Exceeding noise levels of 100 decibels, the grunting sounds produce by some tennis players when hitting the ball are on a par with motorbikes or chainsaws. While fans react to these impressive exhalations with either annoyance or amusement, the habit has also been a source of intense debate among professionals. For instance, Serena Williams has said that she is not bothered by opponents grunting in the heat of the competition.
Grunting masks the sound
In contrast, former world number one Martina Navratilova has complain that grunting masks; so the sound of the racket striking the ball, making it unfairly harder to predict the ball’s trajectory. The question of whether this common complaint is justify has now been examine in a new study by a team of sport psychologists from Friedrich Schiller University, Jena, led by Dr. Florian Müller and Prof. Rouwen Canal Bruland.
For this study, the research team conduct a series of experiments in which experience players were show video clips of rallies from a professional tennis match. After observing players hitting the ball; so they had to work out the ball’s trajectory and indicate where it would land. Largely unnotice by participants, though; so the intensity of the grunting noises was manipulated.
Results indicate that grunting does have an effect; but not the one claim by Navratilova. There was no evidence that grunting cause a distraction effect. In spite of the suppose irritation, participants level of error in predicting where the ball would land was the same regardless of the intensity of the grunts. Instead, it was show that the louder the grunting, the further the participants assume the ball would fly.
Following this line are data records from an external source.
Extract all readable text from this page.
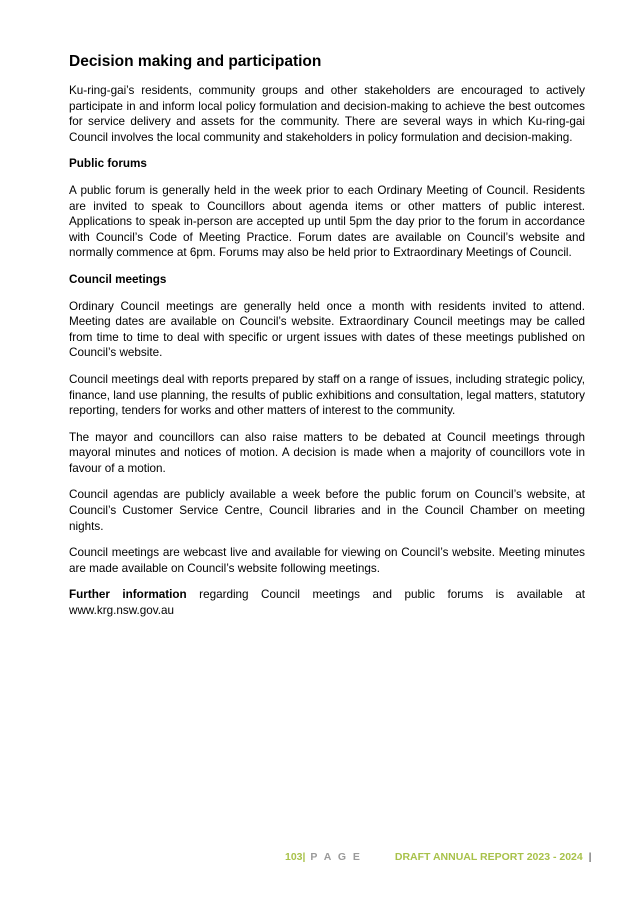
Decision making and participation

Ku-ring-gai’s residents, community groups and other stakeholders are encouraged to actively participate in and inform local policy formulation and decision-making to achieve the best outcomes for service delivery and assets for the community. There are several ways in which Ku-ring-gai Council involves the local community and stakeholders in policy formulation and decision-making.

Public forums

A public forum is generally held in the week prior to each Ordinary Meeting of Council. Residents are invited to speak to Councillors about agenda items or other matters of public interest. Applications to speak in-person are accepted up until 5pm the day prior to the forum in accordance with Council’s Code of Meeting Practice. Forum dates are available on Council’s website and normally commence at 6pm. Forums may also be held prior to Extraordinary Meetings of Council.

Council meetings

Ordinary Council meetings are generally held once a month with residents invited to attend. Meeting dates are available on Council’s website. Extraordinary Council meetings may be called from time to time to deal with specific or urgent issues with dates of these meetings published on Council’s website.

Council meetings deal with reports prepared by staff on a range of issues, including strategic policy, finance, land use planning, the results of public exhibitions and consultation, legal matters, statutory reporting, tenders for works and other matters of interest to the community.

The mayor and councillors can also raise matters to be debated at Council meetings through mayoral minutes and notices of motion. A decision is made when a majority of councillors vote in favour of a motion.

Council agendas are publicly available a week before the public forum on Council’s website, at Council’s Customer Service Centre, Council libraries and in the Council Chamber on meeting nights.

Council meetings are webcast live and available for viewing on Council’s website. Meeting minutes are made available on Council’s website following meetings.

Further information regarding Council meetings and public forums is available at www.krg.nsw.gov.au

103| P A G E	DRAFT ANNUAL REPORT 2023 - 2024 |
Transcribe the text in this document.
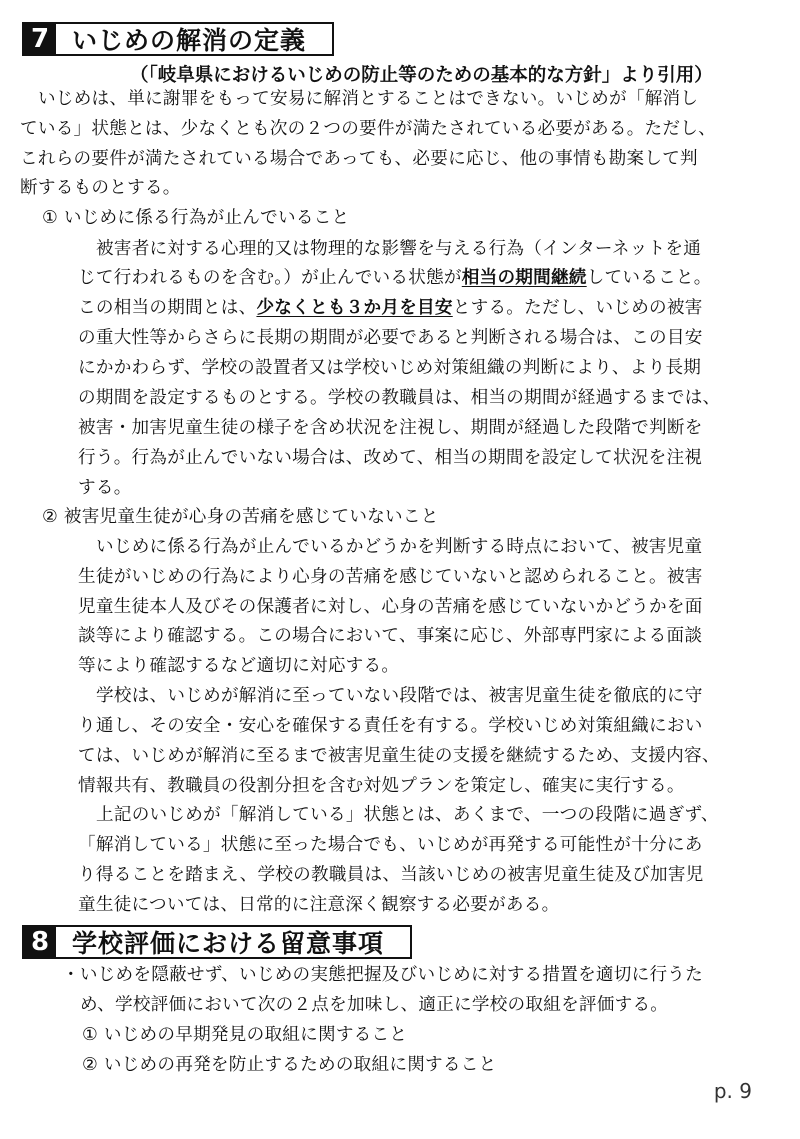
7 いじめの解消の定義
（「岐阜県におけるいじめの防止等のための基本的な方針」より引用）
いじめは、単に謝罪をもって安易に解消とすることはできない。いじめが「解消し
ている」状態とは、少なくとも次の２つの要件が満たされている必要がある。ただし、
これらの要件が満たされている場合であっても、必要に応じ、他の事情も勘案して判
断するものとする。
① いじめに係る行為が止んでいること
被害者に対する心理的又は物理的な影響を与える行為（インターネットを通
じて行われるものを含む。）が止んでいる状態が相当の期間継続していること。
この相当の期間とは、少なくとも３か月を目安とする。ただし、いじめの被害
の重大性等からさらに長期の期間が必要であると判断される場合は、この目安
にかかわらず、学校の設置者又は学校いじめ対策組織の判断により、より長期
の期間を設定するものとする。学校の教職員は、相当の期間が経過するまでは、
被害・加害児童生徒の様子を含め状況を注視し、期間が経過した段階で判断を
行う。行為が止んでいない場合は、改めて、相当の期間を設定して状況を注視
する。
② 被害児童生徒が心身の苦痛を感じていないこと
いじめに係る行為が止んでいるかどうかを判断する時点において、被害児童
生徒がいじめの行為により心身の苦痛を感じていないと認められること。被害
児童生徒本人及びその保護者に対し、心身の苦痛を感じていないかどうかを面
談等により確認する。この場合において、事案に応じ、外部専門家による面談
等により確認するなど適切に対応する。
学校は、いじめが解消に至っていない段階では、被害児童生徒を徹底的に守
り通し、その安全・安心を確保する責任を有する。学校いじめ対策組織におい
ては、いじめが解消に至るまで被害児童生徒の支援を継続するため、支援内容、
情報共有、教職員の役割分担を含む対処プランを策定し、確実に実行する。
上記のいじめが「解消している」状態とは、あくまで、一つの段階に過ぎず、
「解消している」状態に至った場合でも、いじめが再発する可能性が十分にあ
り得ることを踏まえ、学校の教職員は、当該いじめの被害児童生徒及び加害児
童生徒については、日常的に注意深く観察する必要がある。
8 学校評価における留意事項
・いじめを隠蔽せず、いじめの実態把握及びいじめに対する措置を適切に行うた
め、学校評価において次の２点を加味し、適正に学校の取組を評価する。
① いじめの早期発見の取組に関すること
② いじめの再発を防止するための取組に関すること
p. 9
Forcefully exhaling air activates
This reaction was observe even when the noises only be hear after the racket had made contact with the ball; so as is usual in many professional matches. They assume that players account for the physiological benefits provide by grunting; so explains Muller. Other researchers have demonstrate that forcefully exhaling air activates the abdominal muscles; so providing additional strength that enables players to hit harder, making the ball fly faster.
This possibly explains why an effect can be observe as a result of the grunting; but the ability to anticipate the ball’s trajectory remains unaffected. According to Muller and his colleagues; hence the results of the study suggest that Navratilova’s claim needs to be reconsidered. For the sport psychologists, it is also evidence that sensory impressions other than sight are of importance in sport as well; also that scientists should look at these more closely in future.
For this reason, too, they want to stay ‘on the ball’ and investigate the phenomenon further. To get closer to real-world conditions, in the next step participants will have to catch a tennis ball on the touchscreen in real time. Ultimately, the experiment could even be conduct during a real match on a tennis court as long as no one in the neighbourhood is disturb by excessively loud grunting.